For too long, skilled nursing facilities (SNFs) have suffered under the weight of an inconsistent and unaccountable survey and enforcement system, and a biased appeal process. In recent years, this has been extended to the “weaponization” of the Five-Star system, along with a fundamental lack of due process.


The truth of the matter is that the care provided by operators is not being judged in a fair or equitable manner and it’s time for this chapter to come to an end. This article discusses two pending legal actions that are designed to address these problems and what operators can do to support survey and enforcement reform.


Case One


The first case, Sligo Creek Center v HHS, is an appeal of a seven-figure civil money penalty (CMP) applied against a Maryland SNF that was upheld by the Departmental Appeals Board (DAB) based upon a purported infection control deficiency. Beyond the merits of the deficiency, however, the appeal also raises the issue as to whether Sligo Creek was required to contest the CMP through the DAB appeal system or whether it should have had the right to seek a jury trial. In other words, the case raises whether the DAB system as applied to Sligo Creek is constitutional under the 2024 U.S. Supreme Court case, SEC v Jarkesy.
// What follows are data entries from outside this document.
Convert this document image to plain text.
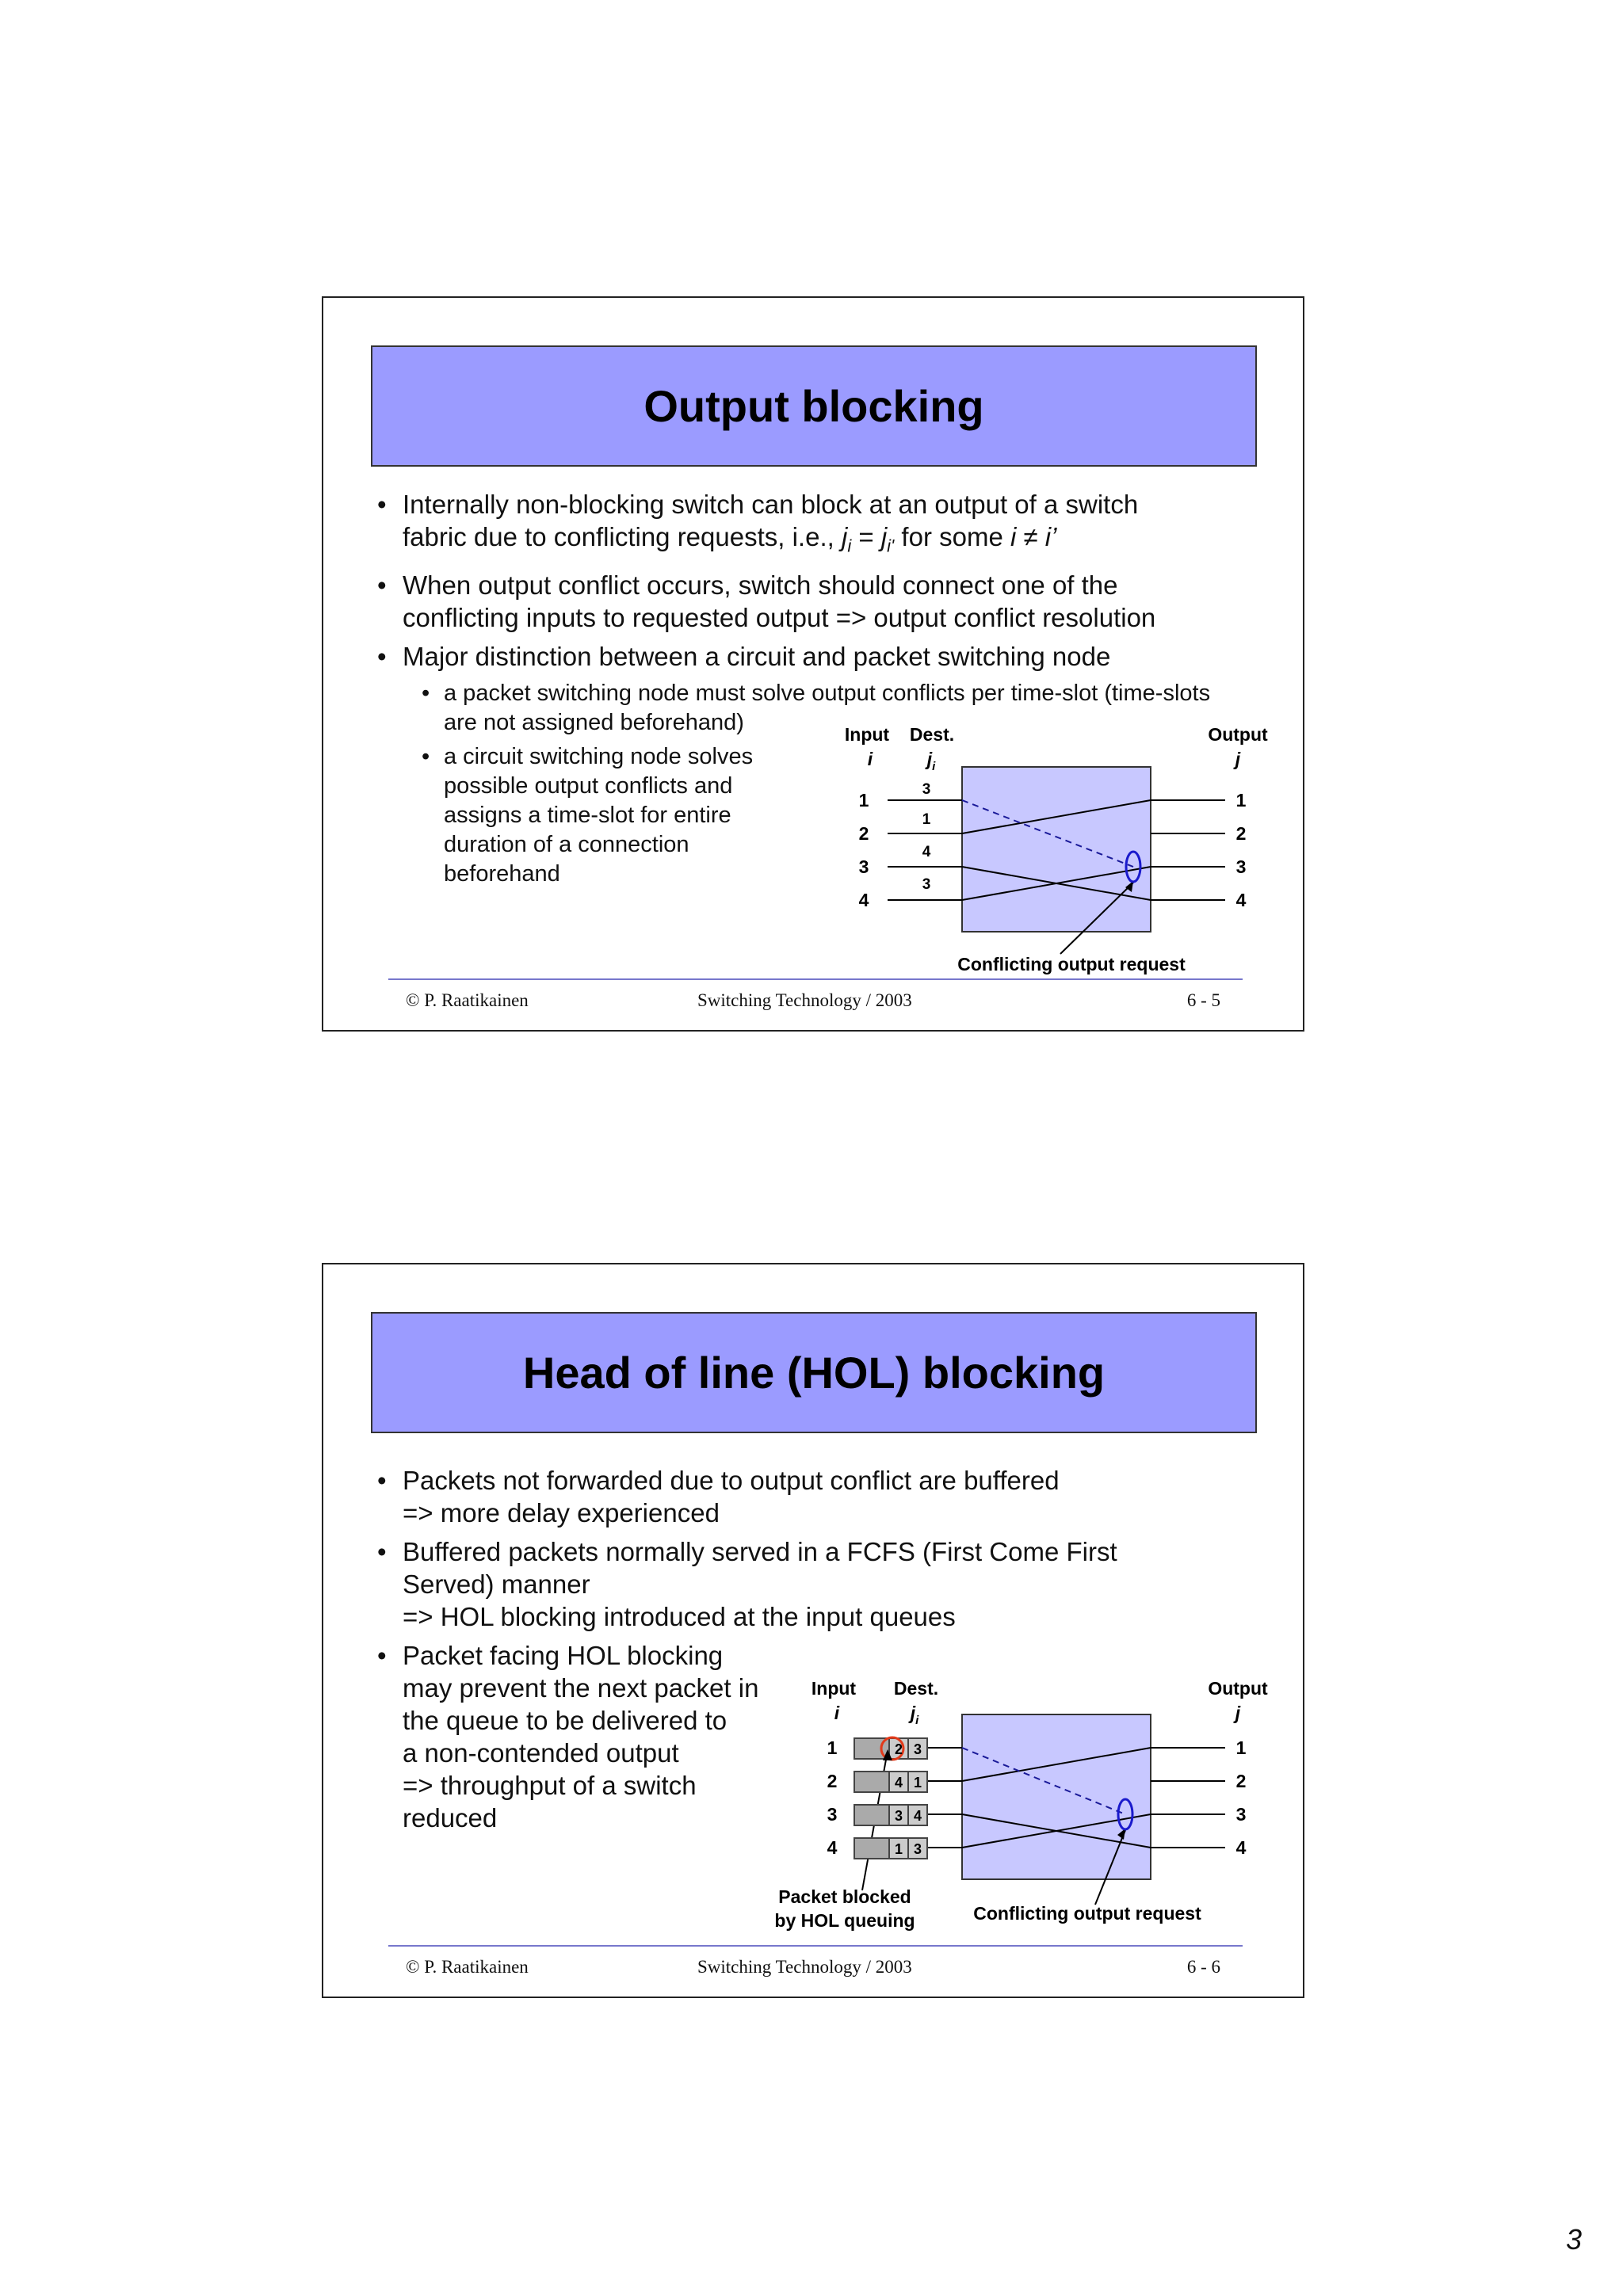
Output blocking
• Internally non-blocking switch can block at an output of a switch
fabric due to conflicting requests, i.e., $j_i = j_{i'}$ for some i ≠ i’
• When output conflict occurs, switch should connect one of the conflicting inputs to requested output => output conflict resolution
• Major distinction between a circuit and packet switching node
• a packet switching node must solve output conflicts per time-slot (time-slots are not assigned beforehand)
• a circuit switching node solves possible output conflicts and assigns a time-slot for entire duration of a connection beforehand
Input
i
Dest.
$j_i$
Output
j
1
2
3
4
3
1
4
3
1
2
3
4
Conflicting output request
© P. Raatikainen	Switching Technology / 2003	6 - 5
Head of line (HOL) blocking
• Packets not forwarded due to output conflict are buffered
=> more delay experienced
• Buffered packets normally served in a FCFS (First Come First
Served) manner
=> HOL blocking introduced at the input queues
• Packet facing HOL blocking
may prevent the next packet in
the queue to be delivered to
a non-contended output
=> throughput of a switch
reduced
Input
i
Dest.
$j_i$
Output
j
1
2
3
4
2
4
3
1
3
1
4
3
1
2
3
4
Packet blocked
by HOL queuing	Conflicting output request
© P. Raatikainen	Switching Technology / 2003	6 - 6
3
In Jarkesy, the court found that forcing a recipient of CMPs arising out of alleged fraud to appeal the CMPs through the SEC administrative appeal system was unconstitutional. Since Jarkesy, other courts have considered whether similar administrative enforcement systems are constitutional. In just the last few weeks, the Supreme Court granted review of two cases involving Federal Communications Commission enforcement and the right to a jury trial.


While the issue in Sligo Creek relating to Jarkesy focuses on the basis for, and context of, the infection control deficiency, a ruling that the SNF deserved the opportunity for a jury trial right could be a “game changer” for due process. Regardless of the outcome of the Sligo Creek case, it is important that SNFs consider seeking relief under Jarkesy in other CMP appeals before the DAB.


Case Two


The second case is one that was recently filed in the District Court for the Northern District of Illinois. In that case, Forest City Rehab and Nursing Center, LLC v Oz, the SNF is challenging the manner in which the Centers for Medicare and Medicaid Services (CMS) has applied enforcement under its MDS Schizophrenia Audit program outside of the established CMS survey and enforcement system.


Rather than seeking CMPs or other types of authorized enforcement, CMS has instead applied downgrades to SNF Five-Star scores as the “consequence” of alleged deficient practices. In states such as Illinois where Medicaid reimbursement is directly impacted by these scores, CMS has truly “weaponized” the Five-Star system. Even worse, there is no meaningful due process afforded by CMS in this program. The Forest City case seeks to either reverse the results of these audits or require due process before effectuating the downgrade.


As with Sligo Creek, operators would also be well-served to consider challenging these types of “shadow” enforcement that increasing uses Five-Star as its “weapon.”